2019-01-10 18:19:33:  INFO: Synchronizing with network Font folder '\\nyx\DL_Fonts'
2019-01-10 18:19:33:  INFO: Synchronizing to local Font folder 'C:\WINDOWS\Temp\DeadlineFonts'
2019-01-10 18:24:24:  INFO: On Slave Started
2019-01-10 18:24:24:  Auto Configuration: Picking configuration based on: blade-3d-135 / 10.40.30.135
2019-01-10 18:24:24:  Auto Configuration: Match found for rule render nodes (IPMatch)
2019-01-10 18:24:24:  Auto Configuration: A ruleset has been found

It is not a major problem and we could “live” with it but I’d be intrested where this delay comes from, since the slave start-up on our “old” setup on Windows 7 only took a few seconds after the sync has been completed. Not sure if it is OS related but that is the only obvious change I can think of…

Any ideas?


#14

It may be the broadcast message we send to tell all windows to sync:

Note that the regfont tool mentioned in that thread isn’t required now that we’re broadcasting that message.

Just to make sure it’s the same problem, can you check a few other logs?

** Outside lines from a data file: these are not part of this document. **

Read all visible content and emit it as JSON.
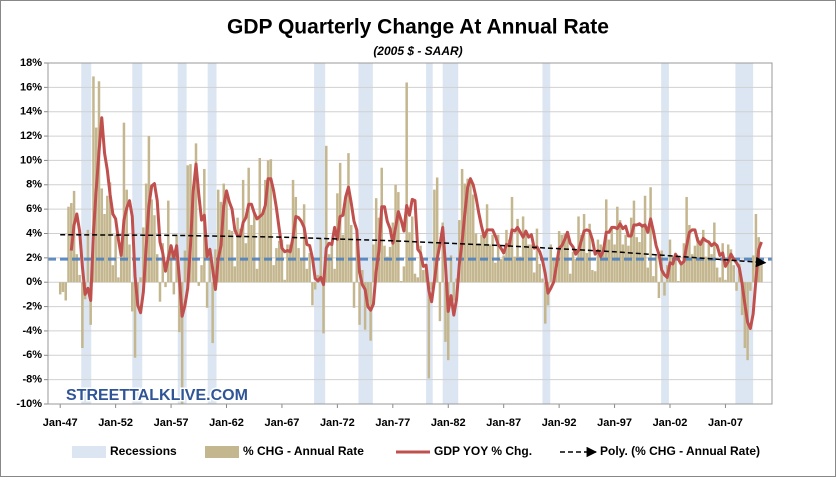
{
  "chart_data": {
    "type": "combo",
    "title": "GDP Quarterly Change At Annual Rate",
    "subtitle": "(2005 $ - SAAR)",
    "watermark": "STREETTALKLIVE.COM",
    "xlim": [
      1945.9,
      2011.2
    ],
    "xticks": [
      {
        "value": 1947,
        "label": "Jan-47"
      },
      {
        "value": 1952,
        "label": "Jan-52"
      },
      {
        "value": 1957,
        "label": "Jan-57"
      },
      {
        "value": 1962,
        "label": "Jan-62"
      },
      {
        "value": 1967,
        "label": "Jan-67"
      },
      {
        "value": 1972,
        "label": "Jan-72"
      },
      {
        "value": 1977,
        "label": "Jan-77"
      },
      {
        "value": 1982,
        "label": "Jan-82"
      },
      {
        "value": 1987,
        "label": "Jan-87"
      },
      {
        "value": 1992,
        "label": "Jan-92"
      },
      {
        "value": 1997,
        "label": "Jan-97"
      },
      {
        "value": 2002,
        "label": "Jan-02"
      },
      {
        "value": 2007,
        "label": "Jan-07"
      }
    ],
    "ylim": [
      -10,
      18
    ],
    "yticks": [
      {
        "value": 18,
        "label": "18%"
      },
      {
        "value": 16,
        "label": "16%"
      },
      {
        "value": 14,
        "label": "14%"
      },
      {
        "value": 12,
        "label": "12%"
      },
      {
        "value": 10,
        "label": "10%"
      },
      {
        "value": 8,
        "label": "8%"
      },
      {
        "value": 6,
        "label": "6%"
      },
      {
        "value": 4,
        "label": "4%"
      },
      {
        "value": 2,
        "label": "2%"
      },
      {
        "value": 0,
        "label": "0%"
      },
      {
        "value": -2,
        "label": "-2%"
      },
      {
        "value": -4,
        "label": "-4%"
      },
      {
        "value": -6,
        "label": "-6%"
      },
      {
        "value": -8,
        "label": "-8%"
      },
      {
        "value": -10,
        "label": "-10%"
      }
    ],
    "grid": true,
    "legend": "bottom",
    "recessions": {
      "name": "Recessions",
      "color": "#dce6f2",
      "bands": [
        [
          1948.9,
          1949.8
        ],
        [
          1953.5,
          1954.4
        ],
        [
          1957.6,
          1958.4
        ],
        [
          1960.3,
          1961.1
        ],
        [
          1969.9,
          1970.9
        ],
        [
          1973.9,
          1975.2
        ],
        [
          1980.0,
          1980.6
        ],
        [
          1981.5,
          1982.9
        ],
        [
          1990.5,
          1991.2
        ],
        [
          2001.2,
          2001.9
        ],
        [
          2007.9,
          2009.5
        ]
      ]
    },
    "reference_line": {
      "value": 1.9,
      "color": "#4f81bd"
    },
    "x": [
      1947,
      1947.25,
      1947.5,
      1947.75,
      1948,
      1948.25,
      1948.5,
      1948.75,
      1949,
      1949.25,
      1949.5,
      1949.75,
      1950,
      1950.25,
      1950.5,
      1950.75,
      1951,
      1951.25,
      1951.5,
      1951.75,
      1952,
      1952.25,
      1952.5,
      1952.75,
      1953,
      1953.25,
      1953.5,
      1953.75,
      1954,
      1954.25,
      1954.5,
      1954.75,
      1955,
      1955.25,
      1955.5,
      1955.75,
      1956,
      1956.25,
      1956.5,
      1956.75,
      1957,
      1957.25,
      1957.5,
      1957.75,
      1958,
      1958.25,
      1958.5,
      1958.75,
      1959,
      1959.25,
      1959.5,
      1959.75,
      1960,
      1960.25,
      1960.5,
      1960.75,
      1961,
      1961.25,
      1961.5,
      1961.75,
      1962,
      1962.25,
      1962.5,
      1962.75,
      1963,
      1963.25,
      1963.5,
      1963.75,
      1964,
      1964.25,
      1964.5,
      1964.75,
      1965,
      1965.25,
      1965.5,
      1965.75,
      1966,
      1966.25,
      1966.5,
      1966.75,
      1967,
      1967.25,
      1967.5,
      1967.75,
      1968,
      1968.25,
      1968.5,
      1968.75,
      1969,
      1969.25,
      1969.5,
      1969.75,
      1970,
      1970.25,
      1970.5,
      1970.75,
      1971,
      1971.25,
      1971.5,
      1971.75,
      1972,
      1972.25,
      1972.5,
      1972.75,
      1973,
      1973.25,
      1973.5,
      1973.75,
      1974,
      1974.25,
      1974.5,
      1974.75,
      1975,
      1975.25,
      1975.5,
      1975.75,
      1976,
      1976.25,
      1976.5,
      1976.75,
      1977,
      1977.25,
      1977.5,
      1977.75,
      1978,
      1978.25,
      1978.5,
      1978.75,
      1979,
      1979.25,
      1979.5,
      1979.75,
      1980,
      1980.25,
      1980.5,
      1980.75,
      1981,
      1981.25,
      1981.5,
      1981.75,
      1982,
      1982.25,
      1982.5,
      1982.75,
      1983,
      1983.25,
      1983.5,
      1983.75,
      1984,
      1984.25,
      1984.5,
      1984.75,
      1985,
      1985.25,
      1985.5,
      1985.75,
      1986,
      1986.25,
      1986.5,
      1986.75,
      1987,
      1987.25,
      1987.5,
      1987.75,
      1988,
      1988.25,
      1988.5,
      1988.75,
      1989,
      1989.25,
      1989.5,
      1989.75,
      1990,
      1990.25,
      1990.5,
      1990.75,
      1991,
      1991.25,
      1991.5,
      1991.75,
      1992,
      1992.25,
      1992.5,
      1992.75,
      1993,
      1993.25,
      1993.5,
      1993.75,
      1994,
      1994.25,
      1994.5,
      1994.75,
      1995,
      1995.25,
      1995.5,
      1995.75,
      1996,
      1996.25,
      1996.5,
      1996.75,
      1997,
      1997.25,
      1997.5,
      1997.75,
      1998,
      1998.25,
      1998.5,
      1998.75,
      1999,
      1999.25,
      1999.5,
      1999.75,
      2000,
      2000.25,
      2000.5,
      2000.75,
      2001,
      2001.25,
      2001.5,
      2001.75,
      2002,
      2002.25,
      2002.5,
      2002.75,
      2003,
      2003.25,
      2003.5,
      2003.75,
      2004,
      2004.25,
      2004.5,
      2004.75,
      2005,
      2005.25,
      2005.5,
      2005.75,
      2006,
      2006.25,
      2006.5,
      2006.75,
      2007,
      2007.25,
      2007.5,
      2007.75,
      2008,
      2008.25,
      2008.5,
      2008.75,
      2009,
      2009.25,
      2009.5,
      2009.75,
      2010,
      2010.25
    ],
    "series": [
      {
        "name": "% CHG - Annual Rate",
        "type": "bar",
        "color": "#c4b68e",
        "values": [
          -1,
          -0.8,
          -1.5,
          6.2,
          6.5,
          7.5,
          2.3,
          0.6,
          -5.4,
          -1.4,
          4.3,
          -3.5,
          16.9,
          12.7,
          16.5,
          7.7,
          5.6,
          7.1,
          8.2,
          1.4,
          3.9,
          0.4,
          3.1,
          13.1,
          7.6,
          3.1,
          -2.4,
          -6.2,
          -1.9,
          0.4,
          4.5,
          8.1,
          12,
          6.8,
          5.5,
          2.3,
          -1.6,
          3.2,
          -0.4,
          6.7,
          2.5,
          -1,
          3.9,
          -4.1,
          -10,
          2.6,
          9.6,
          9.7,
          7.9,
          11.4,
          -0.3,
          1.4,
          9.3,
          -2.1,
          2.1,
          -5,
          2.7,
          7.6,
          6.6,
          8.1,
          7.5,
          4.3,
          4.2,
          1.3,
          5.3,
          4.4,
          8.4,
          3.2,
          9.4,
          4.7,
          5.6,
          1.1,
          10.2,
          5.5,
          8.4,
          10,
          10.1,
          1.4,
          2.8,
          3.4,
          3.5,
          0.2,
          3.1,
          3.1,
          8.4,
          7,
          2.8,
          1.9,
          6.4,
          1.1,
          2.4,
          -1.9,
          -0.6,
          0.6,
          3.6,
          -4.2,
          11.2,
          2.3,
          3.2,
          1.1,
          7.3,
          9.8,
          3.9,
          6.8,
          10.6,
          4.7,
          -2.1,
          3.9,
          -3.5,
          1,
          -3.9,
          -1.6,
          -4.8,
          3.1,
          6.9,
          5.3,
          9.4,
          3,
          2.1,
          2.9,
          4.9,
          8,
          7.4,
          0.1,
          1.3,
          16.4,
          4.1,
          5.4,
          0.7,
          0.4,
          3,
          1,
          1.3,
          -7.9,
          -0.6,
          7.6,
          8.6,
          -3.2,
          4.9,
          -4.9,
          -6.4,
          2.2,
          -1.5,
          0.3,
          5.1,
          9.3,
          8.1,
          8.5,
          8.2,
          7.2,
          4,
          3.2,
          3.9,
          3.6,
          6.4,
          3.1,
          3.9,
          1.6,
          3.9,
          1.9,
          2.2,
          4.3,
          3.5,
          7,
          2.1,
          5.2,
          2.1,
          5.4,
          4.1,
          3.1,
          3.1,
          0.8,
          4.4,
          1.5,
          0.3,
          -3.4,
          -1.9,
          3.1,
          2,
          1.9,
          4.2,
          3.9,
          4,
          4.2,
          0.7,
          2.5,
          1.9,
          5.4,
          3.9,
          5.6,
          2.4,
          4.8,
          1,
          0.9,
          3.5,
          3.1,
          2.9,
          6.8,
          3.5,
          4.6,
          3.1,
          6.2,
          5.1,
          3.1,
          3.9,
          3,
          5.3,
          6.7,
          3.7,
          3.3,
          4.8,
          7.1,
          1.2,
          7.8,
          0.5,
          2.3,
          -1.3,
          2.6,
          -1.1,
          1.4,
          3.5,
          2.1,
          2,
          0.1,
          1.6,
          3.2,
          7,
          4.7,
          2.3,
          3,
          3.7,
          3.5,
          4.3,
          2.1,
          3.4,
          2.3,
          4.9,
          1.2,
          0.4,
          3.2,
          0.2,
          3.1,
          2.7,
          1.4,
          -0.7,
          1.5,
          -2.7,
          -5.4,
          -6.4,
          -0.7,
          2.2,
          5.6,
          3.7,
          1.7
        ]
      },
      {
        "name": "GDP YOY % Chg.",
        "type": "line",
        "color": "#c0504d",
        "values": [
          null,
          null,
          null,
          null,
          2.6,
          4.7,
          5.6,
          4.2,
          1.3,
          -1,
          -0.5,
          -1.5,
          4.1,
          7.6,
          10.7,
          13.5,
          10.6,
          9.2,
          7.2,
          5.6,
          5.2,
          3.5,
          2.2,
          5.1,
          6.1,
          6.7,
          5.4,
          0.5,
          -1.9,
          -2.5,
          -0.8,
          2.8,
          6.3,
          7.9,
          8.1,
          6.7,
          3.3,
          2.4,
          0.9,
          2,
          3,
          2,
          3,
          0.3,
          -2.8,
          -1.9,
          -0.5,
          3,
          7.5,
          9.7,
          7.2,
          5.1,
          5.5,
          2.1,
          2.7,
          1.1,
          -0.6,
          1.9,
          3,
          6.3,
          7.5,
          6.6,
          6,
          4.3,
          3.8,
          3.8,
          4.9,
          5.3,
          6.4,
          6.4,
          5.7,
          5.2,
          5.4,
          5.6,
          6.3,
          8.5,
          8.5,
          7.5,
          6.1,
          4.4,
          2.8,
          2.5,
          2.6,
          2.5,
          3.7,
          5.4,
          5.3,
          5,
          4.5,
          3.1,
          3,
          2,
          0.3,
          0.1,
          0.4,
          -0.2,
          2.8,
          3.2,
          3.1,
          4.5,
          3.5,
          5.4,
          5.5,
          7,
          7.8,
          6.5,
          5,
          4.3,
          0.8,
          -0.2,
          -0.6,
          -2,
          -2.3,
          -1.8,
          0.9,
          2.6,
          6.2,
          6.2,
          5,
          4.4,
          3.2,
          4.5,
          5.8,
          5.1,
          4.2,
          6.3,
          5.5,
          6.8,
          6.7,
          2.7,
          2.4,
          1.3,
          1.4,
          -0.7,
          -1.6,
          0.1,
          1.9,
          3.1,
          4.5,
          1.4,
          -2.4,
          -1.1,
          -2.7,
          -1.4,
          1.5,
          3.3,
          5.7,
          7.8,
          8.5,
          8,
          7,
          5.7,
          4.6,
          3.7,
          4.3,
          4.3,
          4.3,
          3.8,
          3.1,
          2.8,
          2.4,
          3.1,
          3,
          4.3,
          4.2,
          4.5,
          4.1,
          3.7,
          4.2,
          3.7,
          3.9,
          2.8,
          2.9,
          2.5,
          1.8,
          0.7,
          -0.9,
          -0.5,
          0,
          1.3,
          2.8,
          3,
          3.5,
          4.1,
          3.2,
          2.9,
          2.3,
          2.6,
          3.4,
          4.2,
          4.3,
          4.2,
          3.5,
          2.3,
          2.6,
          2.1,
          2.6,
          4.1,
          4.1,
          4.5,
          4.5,
          4.4,
          4.8,
          4.4,
          4.6,
          3.8,
          3.8,
          4.7,
          4.7,
          4.8,
          4.6,
          4.7,
          4.1,
          5.2,
          4.2,
          3,
          2.3,
          1,
          0.6,
          0.4,
          1.6,
          1.5,
          2.3,
          1.9,
          1.5,
          1.7,
          3,
          4.1,
          4.3,
          4.3,
          3.4,
          3.1,
          3.6,
          3.4,
          3.3,
          3,
          3.2,
          3,
          2.2,
          2.4,
          1.3,
          1.7,
          2.3,
          1.9,
          1.6,
          1.2,
          -0.1,
          -1.8,
          -3.3,
          -3.8,
          -2.6,
          0.2,
          2.7,
          3.3
        ]
      }
    ],
    "trendline": {
      "name": "Poly. (% CHG - Annual Rate)",
      "color": "#000000",
      "x": [
        1947,
        1957,
        1967,
        1977,
        1987,
        1997,
        2010.6
      ],
      "values": [
        3.9,
        3.85,
        3.7,
        3.4,
        3.0,
        2.5,
        1.6
      ]
    }
  }
}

I’m expecting the gap length for that call to complete to be random. I’m not able to access some old cases at the moment, but I’ll try and take a look on your next response.


#15

Hey Edwin,

Thank you for your reply.

I tidied up our fonts folder (since there were also some pdf’s, some weird font formats and some hidden files in there) and created a new temp font folder on the root level of that node.

When I did the first (fresh) sync it only took 40 seconds until the slave was up.

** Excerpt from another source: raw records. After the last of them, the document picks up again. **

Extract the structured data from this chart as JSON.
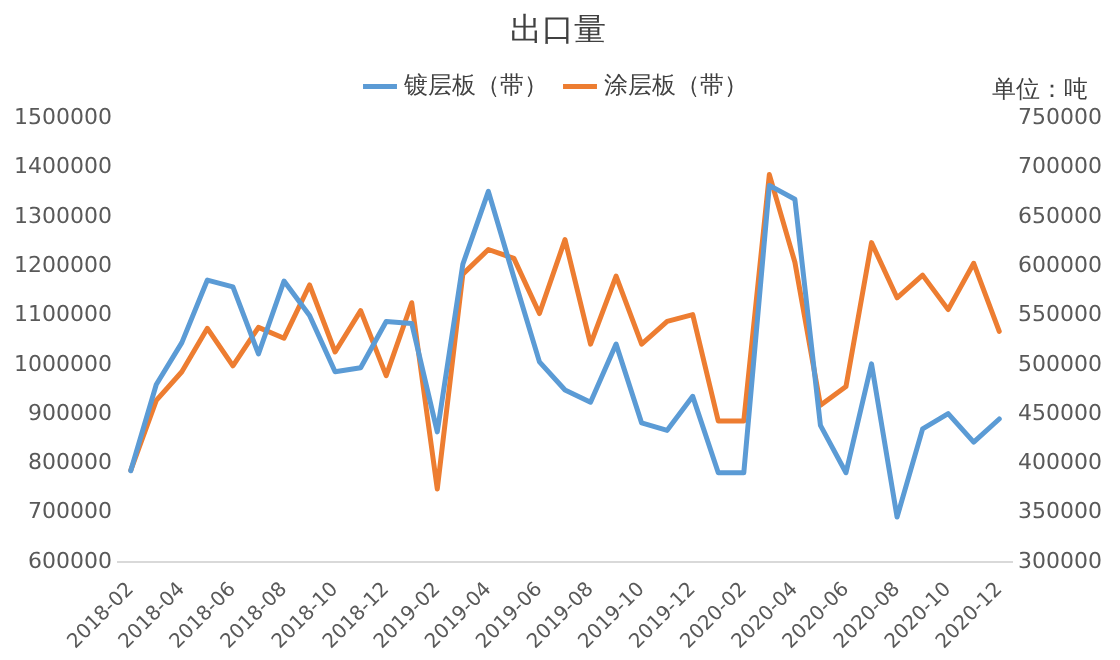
{
  "chart_data": {
    "type": "line",
    "title": "出口量",
    "categories": [
      "2018-02",
      null,
      "2018-04",
      null,
      "2018-06",
      null,
      "2018-08",
      null,
      "2018-10",
      null,
      "2018-12",
      null,
      "2019-02",
      null,
      "2019-04",
      null,
      "2019-06",
      null,
      "2019-08",
      null,
      "2019-10",
      null,
      "2019-12",
      null,
      "2020-02",
      null,
      "2020-04",
      null,
      "2020-06",
      null,
      "2020-08",
      null,
      "2020-10",
      null,
      "2020-12"
    ],
    "series": [
      {
        "name": "镀层板（带）",
        "color": "#5b9bd5",
        "values": [
          785000,
          960000,
          1045000,
          1172000,
          1158000,
          1022000,
          1170000,
          1100000,
          986000,
          994000,
          1088000,
          1084000,
          864000,
          1204000,
          1352000,
          1177000,
          1006000,
          949000,
          924000,
          1042000,
          882000,
          867000,
          936000,
          781000,
          781000,
          1364000,
          1336000,
          877000,
          781000,
          1002000,
          691000,
          870000,
          901000,
          843000,
          890000
        ]
      },
      {
        "name": "涂层板（带）",
        "color": "#ed7d31",
        "axis": "y2",
        "values": [
          393000,
          464000,
          493000,
          537000,
          499000,
          538000,
          527000,
          581000,
          513000,
          555000,
          489000,
          563000,
          374000,
          592000,
          617000,
          608000,
          552000,
          627000,
          521000,
          590000,
          521000,
          544000,
          551000,
          443000,
          443000,
          693000,
          604000,
          459000,
          478000,
          624000,
          568000,
          591000,
          556000,
          603000,
          534000
        ]
      }
    ],
    "ylim": [
      600000,
      1500000
    ],
    "yticks": [
      600000,
      700000,
      800000,
      900000,
      1000000,
      1100000,
      1200000,
      1300000,
      1400000,
      1500000
    ],
    "y2lim": [
      300000,
      750000
    ],
    "y2ticks": [
      300000,
      350000,
      400000,
      450000,
      500000,
      550000,
      600000,
      650000,
      700000,
      750000
    ],
    "annotations": [
      "单位：吨"
    ],
    "legend": "top",
    "grid": false,
    "marker": "none",
    "line_style": "solid"
  }
}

2019-01-14 13:23:08: INFO: Synchronizing to local Font folder ‘C:\WINDOWS\Temp’
2019-01-14 13:23:49: INFO: On Slave Started

The second sync took only 5 seconds and the slave was up and running.

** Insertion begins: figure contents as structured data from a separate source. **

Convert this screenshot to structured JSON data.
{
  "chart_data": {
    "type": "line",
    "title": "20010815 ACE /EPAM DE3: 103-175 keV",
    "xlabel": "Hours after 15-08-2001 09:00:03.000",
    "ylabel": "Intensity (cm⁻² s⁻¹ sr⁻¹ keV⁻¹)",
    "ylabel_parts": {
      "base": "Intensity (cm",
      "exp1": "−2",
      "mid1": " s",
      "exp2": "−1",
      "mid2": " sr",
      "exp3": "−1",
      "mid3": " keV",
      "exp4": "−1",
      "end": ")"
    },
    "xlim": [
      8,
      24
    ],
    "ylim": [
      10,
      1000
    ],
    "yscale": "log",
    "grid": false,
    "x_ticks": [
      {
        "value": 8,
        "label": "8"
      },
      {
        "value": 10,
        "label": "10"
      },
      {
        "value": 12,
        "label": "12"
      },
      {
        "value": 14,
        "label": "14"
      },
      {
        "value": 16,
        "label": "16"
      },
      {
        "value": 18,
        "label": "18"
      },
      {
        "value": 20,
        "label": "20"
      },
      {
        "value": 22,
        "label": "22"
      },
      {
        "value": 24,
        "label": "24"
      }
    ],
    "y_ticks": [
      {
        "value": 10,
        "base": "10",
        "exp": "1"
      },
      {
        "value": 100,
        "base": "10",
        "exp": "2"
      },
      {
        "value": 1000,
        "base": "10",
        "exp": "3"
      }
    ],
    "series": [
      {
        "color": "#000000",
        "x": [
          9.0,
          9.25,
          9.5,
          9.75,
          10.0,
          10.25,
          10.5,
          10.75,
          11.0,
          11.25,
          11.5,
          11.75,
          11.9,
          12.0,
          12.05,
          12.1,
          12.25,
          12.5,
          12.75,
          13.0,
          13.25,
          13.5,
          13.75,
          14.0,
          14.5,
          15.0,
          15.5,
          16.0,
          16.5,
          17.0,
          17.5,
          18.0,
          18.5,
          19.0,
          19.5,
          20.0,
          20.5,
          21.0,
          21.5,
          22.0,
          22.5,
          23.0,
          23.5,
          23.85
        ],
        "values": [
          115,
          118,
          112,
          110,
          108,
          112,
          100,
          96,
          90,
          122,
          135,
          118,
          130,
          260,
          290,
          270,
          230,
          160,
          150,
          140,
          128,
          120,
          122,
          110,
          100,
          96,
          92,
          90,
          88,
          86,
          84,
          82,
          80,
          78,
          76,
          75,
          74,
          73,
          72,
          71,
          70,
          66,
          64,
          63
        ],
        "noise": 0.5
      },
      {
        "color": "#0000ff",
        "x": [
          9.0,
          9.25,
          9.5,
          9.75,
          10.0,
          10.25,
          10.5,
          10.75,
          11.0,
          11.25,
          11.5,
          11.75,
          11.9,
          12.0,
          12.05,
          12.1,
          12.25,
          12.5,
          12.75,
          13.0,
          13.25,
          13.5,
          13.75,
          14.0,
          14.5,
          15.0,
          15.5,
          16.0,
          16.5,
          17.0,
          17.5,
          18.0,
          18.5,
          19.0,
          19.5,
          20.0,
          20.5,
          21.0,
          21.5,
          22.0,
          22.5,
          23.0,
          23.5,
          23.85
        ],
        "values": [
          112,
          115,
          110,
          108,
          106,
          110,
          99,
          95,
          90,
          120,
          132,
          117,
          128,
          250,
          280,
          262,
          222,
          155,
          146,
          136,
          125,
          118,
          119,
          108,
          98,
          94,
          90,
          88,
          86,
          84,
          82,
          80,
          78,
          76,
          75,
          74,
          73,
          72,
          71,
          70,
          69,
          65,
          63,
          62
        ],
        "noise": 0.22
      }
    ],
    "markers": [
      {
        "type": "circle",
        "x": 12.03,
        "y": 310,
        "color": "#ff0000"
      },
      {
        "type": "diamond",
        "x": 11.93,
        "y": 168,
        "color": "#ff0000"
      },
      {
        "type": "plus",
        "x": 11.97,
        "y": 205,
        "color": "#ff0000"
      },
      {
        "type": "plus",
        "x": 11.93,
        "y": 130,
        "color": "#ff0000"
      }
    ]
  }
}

2019-01-14 13:26:03: INFO: Synchronizing to local Font folder ‘C:\WINDOWS\Temp’
2019-01-14 13:26:08: INFO: On Slave Started

I switched the the temp folder back to the old one, cleaned it up as well and started the slave again and voilà… No delay anymore. So I guess it was something within that font folder which caused this weird behaviour. Also tested it on a second node with the same result.

I’ll have a look if I can figure out which file it was that caused the delay. Maybe it is helpful for someone else.